Published: 17:36, 19 June 2019
| Updated: 14:28, 21 June 2019
Private landowners who refuse to have graffiti removed from their properties are to be fined or prosecuted under new proposals.
The move was approved at a meeting of Maidstone Borough Council's Community, Housing and Environment Committee on Tuesday, despite fears it was punishing victims of crime.
The council routinely removes such vandalism in the public realm for free, charging only for graffiti on larger commercial premises, which require specialist equipment.
However, a disclaimer is required for the removal of any writing or drawings from private land due to the small risk of damage due to use of a high-pressure jet washer.
Immediate action is taken to remove sexually offensive or racist graffiti, regardless of location, the council insists.
Seventy-seven reports of graffiti have been made to the local authority over the past 12 months, with the town centre, Ringlestone and Shepway identified as particular hotspots.
This is more than double the 33 reports received in 2017 and almost treble the 26 incidents in 2016.
As a result, Cllr Jonathan Purle (Cons) requested a committee discussion on how to deal with the growing problem across the borough, particularly in areas near Maidstone East station.
The committee's report said that despite assurances from Network Rail, which owns much of the affected property, that the graffiti would be removed, it never was.
An enforcement process has now been drawn up, which bosses hope should provide an incentive for landowners to agree to having the graffiti removed.
The first step would be to provide commercial premises with a ‘low level’ awareness letter with details of the location of the graffiti, the removal service the council provides and next steps if no action takes place.
If no response is received, a Community Protection Warning will be sent to the owner, saying it needs to be removed within a set period of time, most likely to be 14 days.
A Community Protection Notice requiring its removal may then be issued and if the works have still not been completed, the owner could be hit with a £100 fine.
Furthermore, the council may seek to prosecute the landowner for failure to comply the notice and could seek legal costs, depending on the size of the graffiti, how offensive it is and how long it has been there.
Cllr Purle said: “Maidstone really needs cleaning-up. Unfortunately, some people have become immune to just how grotty some bits of town look.
"Even in some of the nicer suburban areas like my ward, its so obvious more work is needed. But the crossing next to Maidstone East Station is something else.
"How are we ever going to encourage some civic pride when large heavily-used places like this are allowed to go to rack-and-ruin by their owners?

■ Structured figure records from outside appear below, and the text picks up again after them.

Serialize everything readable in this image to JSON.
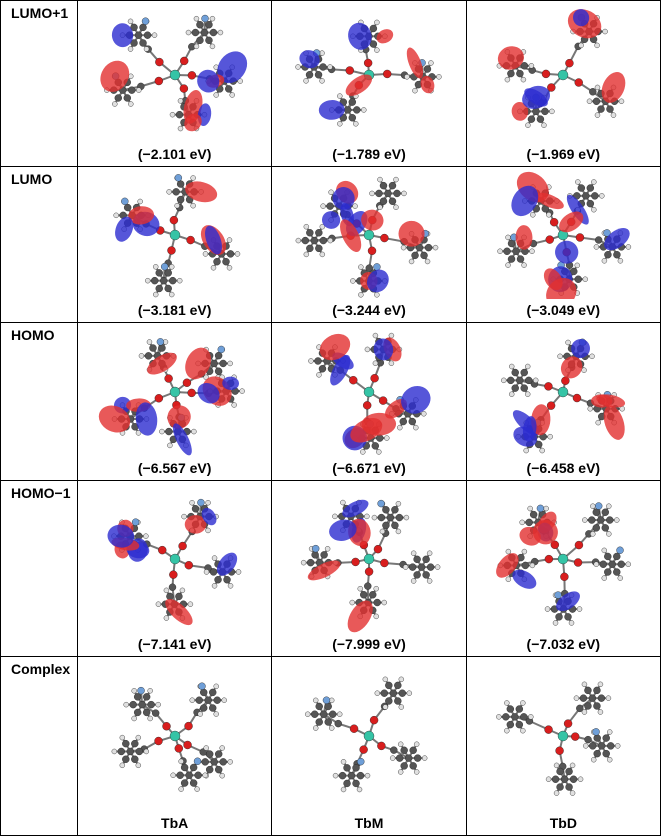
{
  "rows": [
    {
      "label": "LUMO+1",
      "values": [
        "(−2.101 eV)",
        "(−1.789 eV)",
        "(−1.969 eV)"
      ]
    },
    {
      "label": "LUMO",
      "values": [
        "(−3.181 eV)",
        "(−3.244 eV)",
        "(−3.049 eV)"
      ]
    },
    {
      "label": "HOMO",
      "values": [
        "(−6.567 eV)",
        "(−6.671 eV)",
        "(−6.458 eV)"
      ]
    },
    {
      "label": "HOMO−1",
      "values": [
        "(−7.141 eV)",
        "(−7.999 eV)",
        "(−7.032 eV)"
      ]
    },
    {
      "label": "Complex",
      "values": [
        "TbA",
        "TbM",
        "TbD"
      ]
    }
  ],
  "colors": {
    "orbital_positive": "#e23030",
    "orbital_negative": "#2c2ccf",
    "carbon": "#555555",
    "hydrogen": "#e0e0e0",
    "oxygen": "#d81e1e",
    "fluorine": "#6f9fd8",
    "terbium": "#35c4a6",
    "nitrogen": "#2d3bb0"
  }
}
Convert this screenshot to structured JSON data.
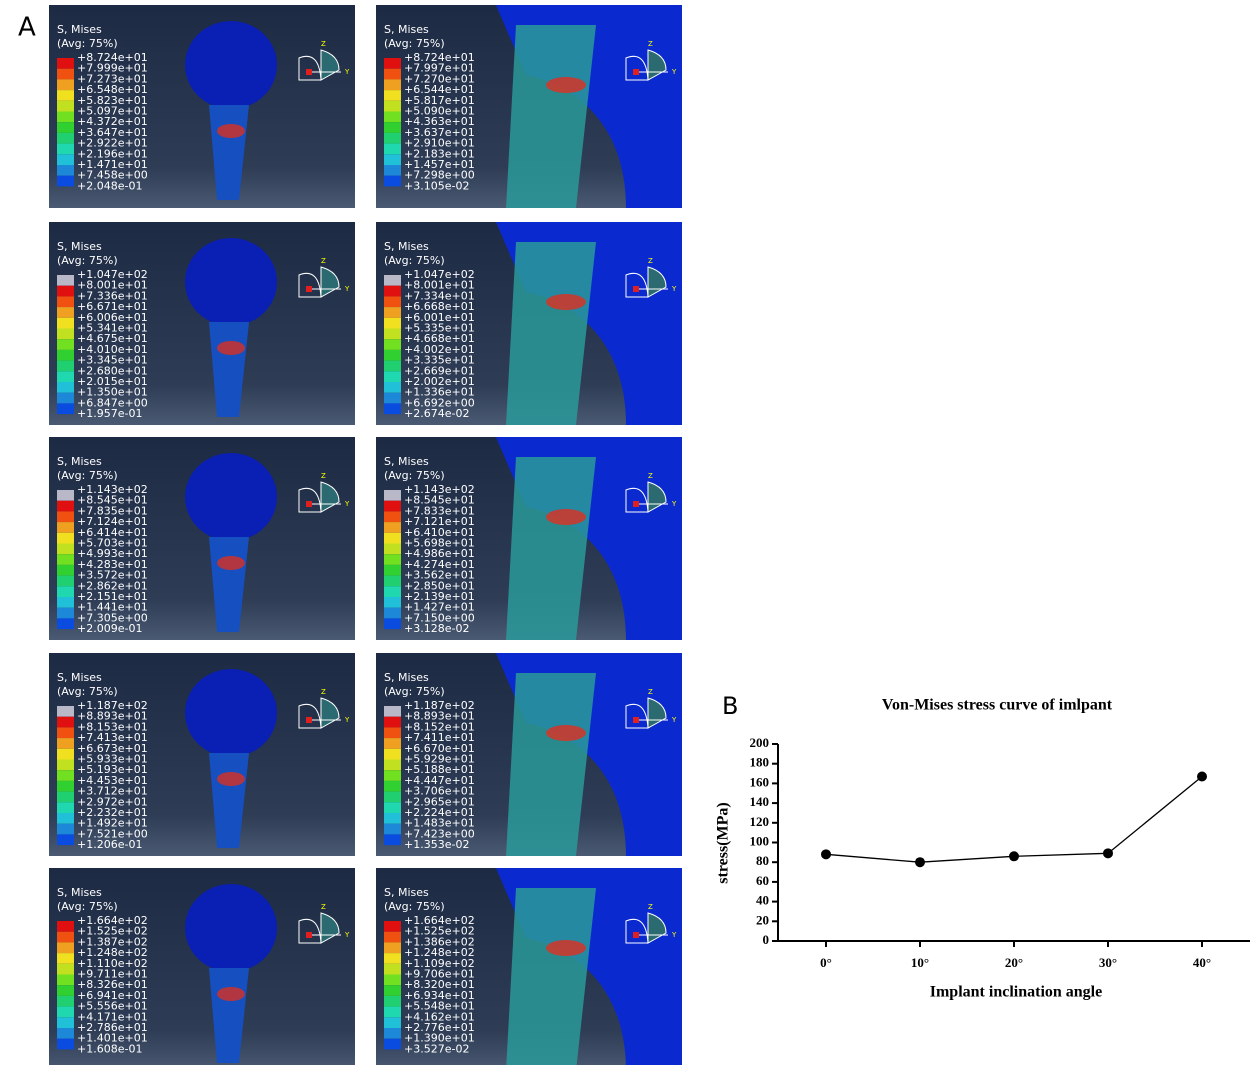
{
  "panel_a": {
    "label": "A",
    "legend_title": "S, Mises",
    "legend_subtitle": "(Avg: 75%)",
    "triad": [
      "Z",
      "Y"
    ],
    "panels": [
      {
        "legend": [
          "+8.724e+01",
          "+7.999e+01",
          "+7.273e+01",
          "+6.548e+01",
          "+5.823e+01",
          "+5.097e+01",
          "+4.372e+01",
          "+3.647e+01",
          "+2.922e+01",
          "+2.196e+01",
          "+1.471e+01",
          "+7.458e+00",
          "+2.048e-01"
        ]
      },
      {
        "legend": [
          "+8.724e+01",
          "+7.997e+01",
          "+7.270e+01",
          "+6.544e+01",
          "+5.817e+01",
          "+5.090e+01",
          "+4.363e+01",
          "+3.637e+01",
          "+2.910e+01",
          "+2.183e+01",
          "+1.457e+01",
          "+7.298e+00",
          "+3.105e-02"
        ]
      },
      {
        "legend": [
          "+1.047e+02",
          "+8.001e+01",
          "+7.336e+01",
          "+6.671e+01",
          "+6.006e+01",
          "+5.341e+01",
          "+4.675e+01",
          "+4.010e+01",
          "+3.345e+01",
          "+2.680e+01",
          "+2.015e+01",
          "+1.350e+01",
          "+6.847e+00",
          "+1.957e-01"
        ]
      },
      {
        "legend": [
          "+1.047e+02",
          "+8.001e+01",
          "+7.334e+01",
          "+6.668e+01",
          "+6.001e+01",
          "+5.335e+01",
          "+4.668e+01",
          "+4.002e+01",
          "+3.335e+01",
          "+2.669e+01",
          "+2.002e+01",
          "+1.336e+01",
          "+6.692e+00",
          "+2.674e-02"
        ]
      },
      {
        "legend": [
          "+1.143e+02",
          "+8.545e+01",
          "+7.835e+01",
          "+7.124e+01",
          "+6.414e+01",
          "+5.703e+01",
          "+4.993e+01",
          "+4.283e+01",
          "+3.572e+01",
          "+2.862e+01",
          "+2.151e+01",
          "+1.441e+01",
          "+7.305e+00",
          "+2.009e-01"
        ]
      },
      {
        "legend": [
          "+1.143e+02",
          "+8.545e+01",
          "+7.833e+01",
          "+7.121e+01",
          "+6.410e+01",
          "+5.698e+01",
          "+4.986e+01",
          "+4.274e+01",
          "+3.562e+01",
          "+2.850e+01",
          "+2.139e+01",
          "+1.427e+01",
          "+7.150e+00",
          "+3.128e-02"
        ]
      },
      {
        "legend": [
          "+1.187e+02",
          "+8.893e+01",
          "+8.153e+01",
          "+7.413e+01",
          "+6.673e+01",
          "+5.933e+01",
          "+5.193e+01",
          "+4.453e+01",
          "+3.712e+01",
          "+2.972e+01",
          "+2.232e+01",
          "+1.492e+01",
          "+7.521e+00",
          "+1.206e-01"
        ]
      },
      {
        "legend": [
          "+1.187e+02",
          "+8.893e+01",
          "+8.152e+01",
          "+7.411e+01",
          "+6.670e+01",
          "+5.929e+01",
          "+5.188e+01",
          "+4.447e+01",
          "+3.706e+01",
          "+2.965e+01",
          "+2.224e+01",
          "+1.483e+01",
          "+7.423e+00",
          "+1.353e-02"
        ]
      },
      {
        "legend": [
          "+1.664e+02",
          "+1.525e+02",
          "+1.387e+02",
          "+1.248e+02",
          "+1.110e+02",
          "+9.711e+01",
          "+8.326e+01",
          "+6.941e+01",
          "+5.556e+01",
          "+4.171e+01",
          "+2.786e+01",
          "+1.401e+01",
          "+1.608e-01"
        ]
      },
      {
        "legend": [
          "+1.664e+02",
          "+1.525e+02",
          "+1.386e+02",
          "+1.248e+02",
          "+1.109e+02",
          "+9.706e+01",
          "+8.320e+01",
          "+6.934e+01",
          "+5.548e+01",
          "+4.162e+01",
          "+2.776e+01",
          "+1.390e+01",
          "+3.527e-02"
        ]
      }
    ]
  },
  "chart_data": {
    "type": "line",
    "panel_label": "B",
    "title": "Von-Mises stress curve of imlpant",
    "x_label": "Implant inclination angle",
    "y_label": "stress(MPa)",
    "categories": [
      "0°",
      "10°",
      "20°",
      "30°",
      "40°"
    ],
    "values": [
      88,
      80,
      86,
      89,
      167
    ],
    "color": "#000000",
    "ylim": [
      0,
      200
    ],
    "yticks": [
      0,
      20,
      40,
      60,
      80,
      100,
      120,
      140,
      160,
      180,
      200
    ]
  }
}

"Many people in my part of town pay the railway thousands of pounds a year, and it's intolerable that they’re such bad neighbours at times.
“It can be excruciating at times how slowly Maidstone Council works but here is a bit of progress at last.”
A Network Rail spokesman said: "We understand the impact graffiti can have on local communities and we’re committed to removing any offensive graffiti within 24 to 48 hours of it being reported to us.
“However, due to the scale of the problem across the network, we do not have the funding to remove all graffiti as it appears.
“We have a stark choice between using those funds to maintain the railway or remove graffiti. We do remove graffiti when we renovate structures and work with police on preventative measures to stop trespass on the railway.
“We are currently in discussions with the local council to explore the options available.”